Quick question folks,
What is the best practice Nim version of:
std::map<Price, Qty, std::greater<Price>> b;
std::map<Price, Qty, std::lesser<Price>> a;
Do we have a way to express something like this using Nim std
There is compiler/btrees.nim. Why it's not in the stdlib, I don't know. But you can import it as
import "$nim" / compiler / btrees
I would say he more completely analyzes the problems & FPGA solutions and all that, but the main point is the exact same one that I was making is in his light/dark blue "brief look at our data" slide at 23min:41sec into the video. Top of book is 1e3 to 1e5 times more active than deep in the book which is notably only a few hundred times deeper at its deepest, or at least what he's showing of it. If this feature of the world were NOT true, then he'd probably have had to do something different on the FPGA/give a different talk. :-) Anyway, pure software can benefit as well as the FPGA hardware solutions from these dynamics.
Perhaps as a more mundane point, this is also how slow-as-molasses human traders used to organize their order books and literally the very reason it is called the "top of the book" - no pages to turn for most of the orders & cancellations coming & going.
I haven't read accounts of their bookkeeping optimizations, but I can guess that they'd just cross out slots and replace those "hot cache" entries and such on busy / noisy trading floors with (in exciting times!) phones ringing and all sorts of chaos going on, essentially necessity being the mother of invention of low human latency human paper&pencil algos back before there was even an International Business Machines / IBM corporation. Probably shortcuts to tally totals fast & all that, too. Various methods might be in some interesting biographies of some floor trader of around 1900 early 1920s.
On a more mundane note, std::map in C++ STL is simply awful. At least as implemented by g++ it had ludicrous space overhead - like 80+ bytes for 2 pointers like 20 years ago when I last looked at it. It is also quite slow and inflexible. The STL in general is kind of a perf disaster past std::vector (which is barely anything more than realloc).

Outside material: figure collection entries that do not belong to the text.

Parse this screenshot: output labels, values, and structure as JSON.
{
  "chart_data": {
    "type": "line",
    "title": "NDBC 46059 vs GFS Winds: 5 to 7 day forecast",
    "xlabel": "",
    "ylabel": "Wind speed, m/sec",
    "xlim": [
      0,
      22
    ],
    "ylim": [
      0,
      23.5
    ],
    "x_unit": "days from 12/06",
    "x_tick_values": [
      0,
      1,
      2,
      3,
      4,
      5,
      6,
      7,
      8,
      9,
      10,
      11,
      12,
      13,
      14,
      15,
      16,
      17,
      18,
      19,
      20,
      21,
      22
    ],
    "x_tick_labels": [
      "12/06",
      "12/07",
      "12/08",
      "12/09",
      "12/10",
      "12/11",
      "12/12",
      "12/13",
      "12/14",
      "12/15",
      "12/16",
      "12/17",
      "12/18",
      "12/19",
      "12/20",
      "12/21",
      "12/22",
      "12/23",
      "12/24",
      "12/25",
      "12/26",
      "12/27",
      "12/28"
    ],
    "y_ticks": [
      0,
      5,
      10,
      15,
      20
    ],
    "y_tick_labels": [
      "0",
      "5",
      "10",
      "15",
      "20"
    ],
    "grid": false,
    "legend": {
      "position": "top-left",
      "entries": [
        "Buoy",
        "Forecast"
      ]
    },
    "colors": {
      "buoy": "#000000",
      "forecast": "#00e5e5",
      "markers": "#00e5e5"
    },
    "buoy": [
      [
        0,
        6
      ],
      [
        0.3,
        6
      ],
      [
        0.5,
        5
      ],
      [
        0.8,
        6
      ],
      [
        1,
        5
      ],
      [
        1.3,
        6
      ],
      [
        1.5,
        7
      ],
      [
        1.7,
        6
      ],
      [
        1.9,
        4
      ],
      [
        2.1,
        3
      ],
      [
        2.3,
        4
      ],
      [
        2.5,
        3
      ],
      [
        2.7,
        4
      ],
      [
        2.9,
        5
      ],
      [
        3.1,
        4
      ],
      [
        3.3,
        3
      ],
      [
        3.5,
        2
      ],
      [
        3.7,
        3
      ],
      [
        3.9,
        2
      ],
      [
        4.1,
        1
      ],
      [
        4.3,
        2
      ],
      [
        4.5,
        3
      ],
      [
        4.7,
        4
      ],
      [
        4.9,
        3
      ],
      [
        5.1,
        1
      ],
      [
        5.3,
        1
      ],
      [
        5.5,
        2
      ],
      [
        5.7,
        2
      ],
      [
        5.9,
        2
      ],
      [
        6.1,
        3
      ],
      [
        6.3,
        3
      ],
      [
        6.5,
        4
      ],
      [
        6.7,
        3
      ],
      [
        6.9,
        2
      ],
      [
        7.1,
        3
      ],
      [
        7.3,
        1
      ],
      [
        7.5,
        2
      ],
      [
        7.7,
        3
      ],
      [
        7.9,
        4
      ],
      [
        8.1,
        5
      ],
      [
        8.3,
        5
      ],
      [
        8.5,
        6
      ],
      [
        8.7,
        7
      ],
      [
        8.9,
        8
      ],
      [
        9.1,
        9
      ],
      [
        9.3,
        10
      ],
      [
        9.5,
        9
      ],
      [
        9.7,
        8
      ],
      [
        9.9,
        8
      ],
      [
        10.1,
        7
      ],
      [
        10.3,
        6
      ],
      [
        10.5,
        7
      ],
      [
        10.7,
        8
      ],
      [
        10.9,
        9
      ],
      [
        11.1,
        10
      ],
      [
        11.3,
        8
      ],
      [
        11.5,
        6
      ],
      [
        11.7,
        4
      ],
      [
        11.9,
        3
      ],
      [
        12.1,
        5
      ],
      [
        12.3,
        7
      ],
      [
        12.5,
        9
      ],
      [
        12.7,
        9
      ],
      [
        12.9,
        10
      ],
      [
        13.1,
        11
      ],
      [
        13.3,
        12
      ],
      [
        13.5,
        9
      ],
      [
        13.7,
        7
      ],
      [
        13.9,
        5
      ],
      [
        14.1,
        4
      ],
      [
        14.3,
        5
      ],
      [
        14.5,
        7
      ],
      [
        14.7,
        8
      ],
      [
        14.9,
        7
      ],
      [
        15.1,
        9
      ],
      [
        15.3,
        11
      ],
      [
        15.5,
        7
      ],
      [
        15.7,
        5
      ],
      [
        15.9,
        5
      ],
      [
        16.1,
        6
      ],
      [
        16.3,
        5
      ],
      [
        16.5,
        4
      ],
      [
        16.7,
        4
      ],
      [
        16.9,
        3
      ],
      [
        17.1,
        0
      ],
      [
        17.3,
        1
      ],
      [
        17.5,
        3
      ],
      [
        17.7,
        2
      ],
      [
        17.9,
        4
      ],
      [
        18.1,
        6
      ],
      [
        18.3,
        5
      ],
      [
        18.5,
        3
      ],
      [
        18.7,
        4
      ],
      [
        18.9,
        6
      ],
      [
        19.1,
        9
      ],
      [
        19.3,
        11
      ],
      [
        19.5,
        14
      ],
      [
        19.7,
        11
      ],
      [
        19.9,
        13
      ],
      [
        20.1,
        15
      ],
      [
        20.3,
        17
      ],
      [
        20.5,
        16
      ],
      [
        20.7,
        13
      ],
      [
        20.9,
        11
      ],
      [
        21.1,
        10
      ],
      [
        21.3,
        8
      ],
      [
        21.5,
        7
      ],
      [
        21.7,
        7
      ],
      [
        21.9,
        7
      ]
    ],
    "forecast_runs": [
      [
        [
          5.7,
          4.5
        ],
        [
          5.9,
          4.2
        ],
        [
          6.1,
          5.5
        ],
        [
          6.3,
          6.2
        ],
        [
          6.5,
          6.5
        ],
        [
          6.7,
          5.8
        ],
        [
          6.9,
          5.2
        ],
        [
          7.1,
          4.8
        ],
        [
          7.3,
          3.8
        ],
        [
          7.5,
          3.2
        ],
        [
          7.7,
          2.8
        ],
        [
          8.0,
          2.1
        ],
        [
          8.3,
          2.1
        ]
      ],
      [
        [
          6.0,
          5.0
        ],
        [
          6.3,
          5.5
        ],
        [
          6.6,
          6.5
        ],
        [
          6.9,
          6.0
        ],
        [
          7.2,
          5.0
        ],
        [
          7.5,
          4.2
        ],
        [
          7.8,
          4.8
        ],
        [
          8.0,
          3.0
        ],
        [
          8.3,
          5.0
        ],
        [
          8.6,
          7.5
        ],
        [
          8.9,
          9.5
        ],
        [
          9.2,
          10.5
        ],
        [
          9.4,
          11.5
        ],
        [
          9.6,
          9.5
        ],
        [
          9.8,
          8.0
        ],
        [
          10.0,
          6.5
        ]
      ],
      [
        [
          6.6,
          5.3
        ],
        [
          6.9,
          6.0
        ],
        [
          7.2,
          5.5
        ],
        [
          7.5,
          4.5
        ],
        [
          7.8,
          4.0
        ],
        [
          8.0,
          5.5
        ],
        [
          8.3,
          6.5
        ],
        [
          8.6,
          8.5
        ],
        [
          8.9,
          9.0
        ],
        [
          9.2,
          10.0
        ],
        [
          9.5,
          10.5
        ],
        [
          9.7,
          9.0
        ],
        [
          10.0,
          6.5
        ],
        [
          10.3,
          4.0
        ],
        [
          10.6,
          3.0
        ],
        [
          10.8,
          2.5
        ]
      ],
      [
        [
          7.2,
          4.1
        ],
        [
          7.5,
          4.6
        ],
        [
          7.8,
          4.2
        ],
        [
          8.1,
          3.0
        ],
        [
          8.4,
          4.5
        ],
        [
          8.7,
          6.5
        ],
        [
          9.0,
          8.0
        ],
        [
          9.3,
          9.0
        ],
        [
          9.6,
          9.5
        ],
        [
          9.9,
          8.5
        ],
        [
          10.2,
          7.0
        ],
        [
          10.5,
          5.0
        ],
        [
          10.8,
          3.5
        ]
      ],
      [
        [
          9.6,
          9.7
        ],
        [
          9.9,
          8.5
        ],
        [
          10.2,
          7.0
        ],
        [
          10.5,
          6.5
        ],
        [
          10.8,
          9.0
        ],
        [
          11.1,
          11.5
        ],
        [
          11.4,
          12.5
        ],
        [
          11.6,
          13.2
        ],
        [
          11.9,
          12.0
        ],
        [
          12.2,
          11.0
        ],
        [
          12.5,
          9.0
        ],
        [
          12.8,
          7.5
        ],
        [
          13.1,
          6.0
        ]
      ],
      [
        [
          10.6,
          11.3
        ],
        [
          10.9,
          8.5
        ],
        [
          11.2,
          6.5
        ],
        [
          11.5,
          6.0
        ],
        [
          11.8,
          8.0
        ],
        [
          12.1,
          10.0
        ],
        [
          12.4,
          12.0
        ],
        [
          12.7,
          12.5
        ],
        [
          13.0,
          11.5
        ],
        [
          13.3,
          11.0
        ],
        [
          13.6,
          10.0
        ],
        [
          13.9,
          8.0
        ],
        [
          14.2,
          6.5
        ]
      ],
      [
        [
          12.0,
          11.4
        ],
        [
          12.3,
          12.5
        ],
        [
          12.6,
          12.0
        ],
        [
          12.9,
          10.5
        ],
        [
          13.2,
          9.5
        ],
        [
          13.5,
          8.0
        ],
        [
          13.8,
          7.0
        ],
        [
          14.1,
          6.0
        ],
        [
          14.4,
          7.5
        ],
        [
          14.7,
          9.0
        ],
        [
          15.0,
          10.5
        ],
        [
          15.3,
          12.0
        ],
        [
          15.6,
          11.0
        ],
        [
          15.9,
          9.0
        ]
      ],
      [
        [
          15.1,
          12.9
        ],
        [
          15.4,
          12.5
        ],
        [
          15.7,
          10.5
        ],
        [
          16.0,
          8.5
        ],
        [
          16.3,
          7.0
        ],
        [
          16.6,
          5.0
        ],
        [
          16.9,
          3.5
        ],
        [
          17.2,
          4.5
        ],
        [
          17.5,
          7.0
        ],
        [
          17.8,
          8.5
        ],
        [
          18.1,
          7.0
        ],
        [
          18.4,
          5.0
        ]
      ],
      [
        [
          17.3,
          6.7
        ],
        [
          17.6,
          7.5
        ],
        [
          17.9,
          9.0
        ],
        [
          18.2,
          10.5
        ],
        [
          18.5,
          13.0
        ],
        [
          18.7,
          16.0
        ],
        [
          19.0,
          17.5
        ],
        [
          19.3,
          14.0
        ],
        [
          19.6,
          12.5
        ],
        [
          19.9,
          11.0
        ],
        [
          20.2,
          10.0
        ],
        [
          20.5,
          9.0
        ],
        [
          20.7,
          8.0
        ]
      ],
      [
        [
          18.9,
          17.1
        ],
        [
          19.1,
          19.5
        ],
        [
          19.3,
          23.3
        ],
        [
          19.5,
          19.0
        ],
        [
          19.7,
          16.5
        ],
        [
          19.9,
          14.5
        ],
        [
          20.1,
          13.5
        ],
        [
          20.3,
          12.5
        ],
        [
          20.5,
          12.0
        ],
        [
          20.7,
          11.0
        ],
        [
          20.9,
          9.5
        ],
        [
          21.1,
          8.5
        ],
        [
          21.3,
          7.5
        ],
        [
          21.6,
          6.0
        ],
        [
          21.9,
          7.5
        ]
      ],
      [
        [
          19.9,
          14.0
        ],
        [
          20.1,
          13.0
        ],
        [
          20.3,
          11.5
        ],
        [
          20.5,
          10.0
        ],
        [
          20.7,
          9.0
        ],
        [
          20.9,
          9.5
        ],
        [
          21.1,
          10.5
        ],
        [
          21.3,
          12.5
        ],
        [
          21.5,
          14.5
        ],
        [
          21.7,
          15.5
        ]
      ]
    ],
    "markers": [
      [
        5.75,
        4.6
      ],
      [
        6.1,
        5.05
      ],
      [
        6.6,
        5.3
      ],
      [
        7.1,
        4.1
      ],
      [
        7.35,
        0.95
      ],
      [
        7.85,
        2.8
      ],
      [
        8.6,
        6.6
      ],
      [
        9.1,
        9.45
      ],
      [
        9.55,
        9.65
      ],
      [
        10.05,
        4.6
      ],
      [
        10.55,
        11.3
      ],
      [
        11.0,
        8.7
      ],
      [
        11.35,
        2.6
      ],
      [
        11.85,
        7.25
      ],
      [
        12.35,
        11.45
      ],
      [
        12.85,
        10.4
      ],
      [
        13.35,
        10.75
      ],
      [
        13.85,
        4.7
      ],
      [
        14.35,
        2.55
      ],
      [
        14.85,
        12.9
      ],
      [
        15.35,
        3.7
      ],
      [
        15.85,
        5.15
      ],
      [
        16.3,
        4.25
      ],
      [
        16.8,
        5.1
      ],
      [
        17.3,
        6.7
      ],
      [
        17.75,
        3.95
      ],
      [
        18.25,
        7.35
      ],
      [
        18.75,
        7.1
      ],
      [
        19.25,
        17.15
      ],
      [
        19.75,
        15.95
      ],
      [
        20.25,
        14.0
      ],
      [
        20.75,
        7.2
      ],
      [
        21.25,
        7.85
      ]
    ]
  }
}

reach out to me over email
if you don't mind- whatever is convenient, put it right here, it's a fascinating read.
There is also the topic of "why" the dynamics of order books are dominated by the "top" of the book to the tune of multiple orders of magnitude. That's basically just how price discovery works. Essentially it costs participants a lot of money one way or another if they don't mostly jiggle around the top of the book in small motions and it's very easy to see why just from the idea of the book.
Elaborating on that just a little since it may not be obvious to newcomers, if you want to buy a gagillion units of something freely traded on the open market you will "usually" not want to "sweep the book". If you do just match against all open orders like that, then you pay a high average cost or get a low average benefit. You get whatever the total money of price*quantity "down the book" is - a kind of VWAP - until your gagillion is met.
Instead, if you do little jiggly motions at the top, you give the "other side" of the market time to notice and become a counter party to your trading. So, even if you have a big order, you break up your buying/selling up into many little orders spread out over time.
I mean, in a panic people do just sweep the book because there is a perceived "free fall" or "spike up" other physical metaphor or "FOMO" or other psychological slang. That is not "usual", by definition, though it probably is a near continuous spectrum rather than a discrete state of being. Nevertheless, real-time patience for order fulfillment is not a bad way to measure "panic" in financial markets, and it relates to other measures. E.g., if you have a bunch of book sweepers out there then the price moves a lot further in both directions - so any measure of that like the many kinds of "volatility" will also be large.
This is sufficiently off topic for the Nim forum, though, that I might also ask you to reach out by email. :-) But a first principles explanation of the "why" behind the data structures seems at least apropos of "programming".